Comment on the Use of Gegen Qinlian Decoction to Treat Type 2 Diabetes Mellitus [Letter]

Dear editor

I sincerely commend Xiaomin Kang and his research team for their in-depth and meticulous investigation into the therapeutic effects of Gegen Qinlian decoction (GQD) on type 2 diabetes mellitus (T2DM). Their study, which comprised three highly rigorous randomized double-blind clinical trials, thoroughly explored the dose adjustments of Pueraria (Gegen) and Coptis (Huanglian). Through this exploration, they evaluated various efficacy-related indicators and clearly identified Coptis as the pivotal component within GQD.¹ T2DM is a highly prevalent chronic metabolic disorder. Kang’s study underscores the remarkable potential of GQD, a classical formula, in effectively controlling blood glucose levels and alleviating related symptoms. This research enriches the existing theoretical frameworks and refines our understanding of the dose-effect relationship. However, there are limitations in the external validity and scientific rigor of the experimental design, which require further validation and optimization. Such efforts are essential to enhance the accuracy, safety, and clinical applicability of the research findings.
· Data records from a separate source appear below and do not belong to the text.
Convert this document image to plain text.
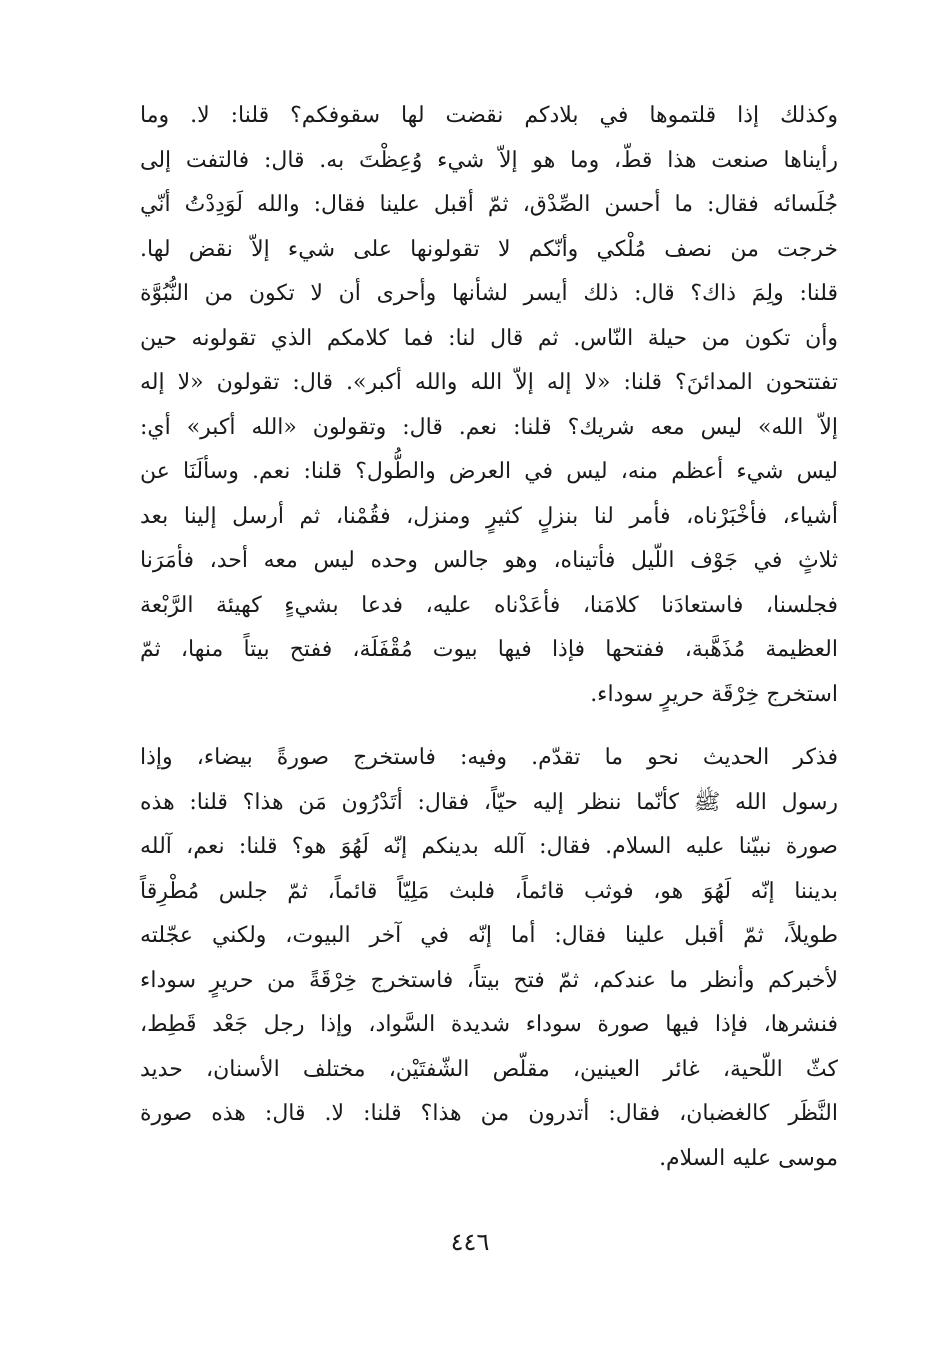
وكذلك إذا قلتموها في بلادكم نقضت لها سقوفكم؟ قلنا: لا. وما
رأيناها صنعت هذا قطّ، وما هو إلاّ شيء وُعِظْتَ به. قال: فالتفت إلى
جُلَسائه فقال: ما أحسن الصِّدْق، ثمّ أقبل علينا فقال: والله لَوَدِدْتُ أنّي
خرجت من نصف مُلْكي وأنّكم لا تقولونها على شيء إلاّ نقض لها.
قلنا: ولِمَ ذاك؟ قال: ذلك أيسر لشأنها وأحرى أن لا تكون من النُّبُوَّة
وأن تكون من حيلة النّاس. ثم قال لنا: فما كلامكم الذي تقولونه حين
تفتتحون المدائنَ؟ قلنا: «لا إله إلاّ الله والله أكبر». قال: تقولون «لا إله
إلاّ الله» ليس معه شريك؟ قلنا: نعم. قال: وتقولون «الله أكبر» أي:
ليس شيء أعظم منه، ليس في العرض والطُّول؟ قلنا: نعم. وسألَنَا عن
أشياء، فأخْبَرْناه، فأمر لنا بنزلٍ كثيرٍ ومنزل، فقُمْنا، ثم أرسل إلينا بعد
ثلاثٍ في جَوْف اللّيل فأتيناه، وهو جالس وحده ليس معه أحد، فأمَرَنا
فجلسنا، فاستعادَنا كلامَنا، فأعَدْناه عليه، فدعا بشيءٍ كهيئة الرَّبْعة
العظيمة مُذَهَّبة، ففتحها فإذا فيها بيوت مُقْفَلَة، ففتح بيتاً منها، ثمّ
استخرج خِرْقَة حريرٍ سوداء.
فذكر الحديث نحو ما تقدّم. وفيه: فاستخرج صورةً بيضاء، وإذا
رسول الله ﷺ كأنّما ننظر إليه حيّاً، فقال: أتَدْرُون مَن هذا؟ قلنا: هذه
صورة نبيّنا عليه السلام. فقال: آلله بدينكم إنّه لَهُوَ هو؟ قلنا: نعم، آلله
بديننا إنّه لَهُوَ هو، فوثب قائماً، فلبث مَلِيّاً قائماً، ثمّ جلس مُطْرِقاً
طويلاً، ثمّ أقبل علينا فقال: أما إنّه في آخر البيوت، ولكني عجّلته
لأخبركم وأنظر ما عندكم، ثمّ فتح بيتاً، فاستخرج خِرْقَةً من حريرٍ سوداء
فنشرها، فإذا فيها صورة سوداء شديدة السَّواد، وإذا رجل جَعْد قَطِط،
كثّ اللّحية، غائر العينين، مقلّص الشّفتَيْن، مختلف الأسنان، حديد
النَّظَر كالغضبان، فقال: أتدرون من هذا؟ قلنا: لا. قال: هذه صورة
موسى عليه السلام.
٤٤٦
Firstly, although the study compared different doses of GQD, the absence of a Western medication control group, such as using metformin or SGLT-2 inhibitors, severely restricts our ability to objectively evaluate the efficacy of GQD in comparison with first-line hypoglycemic agents.² Consequently, the clinical value and the potential advantages of GQD over conventional therapies remain rather ambiguous. Secondly, the long-term impact of GQD on diabetes-related complications was not considered. The study mainly focused on the reduction of glycated hemoglobin (HbA1c) but neglected to assess the effects of GQD on diabetic nephropathy, cardiovascular diseases, retinopathy, and other complications. It is important to note that achieving glycemic control does not necessarily mean a reduction in the risk of complications. In fact, some hypoglycemic agents may lower HbA1c levels while paradoxically increasing the risk of developing complications.³ Therefore, future studies should incorporate long-term follow-up investigations to determine whether GQD can effectively mitigate the incidence of diabetic complications. Finally, the influence of lifestyle interventions was inadequately addressed. Although all participants received dietary and exercise guidance, the study lacked detailed documentation regarding the standardization of these interventions and the proportional impact of these factors on HbA1c changes. Variables such as dietary composition, physical activity levels, and stress management can significantly confound the research outcomes.⁴ Thus, it remains uncertain whether the observed reduction in HbA1c was due to GQD, lifestyle modifications, or a combination of both. Subsequent research should use tools such as dietary logs and activity monitors to accurately quantify the contributions of lifestyle factors, thereby improving the scientific rigor of the research.

In summary, while this study provides valuable insights into the role of GQD in T2DM management, its limitations pose challenges when translating the research conclusions into real-world clinical practice. Addressing these gaps will not only strengthen the evidence base but also facilitate the safer and more effective application of GQD in the treatment of T2DM.